Oh man, is it really all as simple as this, hard as this? Keep writing, keep praying, keep plugging away, do what you can, in as many ways as you can and then, just, hope and trust?
If this is the answer, and I’ve just arrived at it, you’d think there’d be a reward for believing it. Isn’t that what I’m always saying to you? That I want a reward? So much work feels without it. Clean the dishes, finish the project, wash the diapers, fold the laundry, run the errand, buy the gift… all, only believing that it matters, not holding evidence in yours hands that it does, all, pressing forward in faith, hoping, believing, looking forward to the evidence not seen.

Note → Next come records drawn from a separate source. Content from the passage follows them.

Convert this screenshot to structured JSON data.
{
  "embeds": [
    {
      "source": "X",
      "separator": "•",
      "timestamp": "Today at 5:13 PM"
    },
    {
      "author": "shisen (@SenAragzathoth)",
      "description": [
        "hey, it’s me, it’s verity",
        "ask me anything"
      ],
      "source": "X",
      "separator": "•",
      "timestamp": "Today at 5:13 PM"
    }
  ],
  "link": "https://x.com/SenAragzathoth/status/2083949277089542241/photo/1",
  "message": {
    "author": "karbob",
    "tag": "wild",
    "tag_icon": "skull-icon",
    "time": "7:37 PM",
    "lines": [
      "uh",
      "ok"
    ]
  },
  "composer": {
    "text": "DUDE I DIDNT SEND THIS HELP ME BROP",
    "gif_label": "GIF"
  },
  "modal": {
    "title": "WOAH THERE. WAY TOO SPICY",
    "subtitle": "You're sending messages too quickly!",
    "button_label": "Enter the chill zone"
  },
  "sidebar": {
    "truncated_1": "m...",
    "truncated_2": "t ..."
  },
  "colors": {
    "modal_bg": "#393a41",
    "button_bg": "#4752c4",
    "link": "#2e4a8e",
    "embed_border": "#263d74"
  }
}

Is this the great work of our lives, this believing? Does this pressing forward, looking to the higher goal, mean that if God’s given you the ability to write, why in His name wouldn’t you use it? Or is writing in public ways about personal things just foolishness? Is it narcissism? Is it both?
I guess these are my questions tonight, in early January, stepping into 2017, the year of surrender, a phrase I almost don’t want to type. It’s funny that I think accepting surrender means losing control. Did I ever have any control to begin with? If someone can write, isn’t that a gift that’s been given him? If someone can not write, isn’t that a gift, too? What do we have that we did not receive? About what can any of us boast?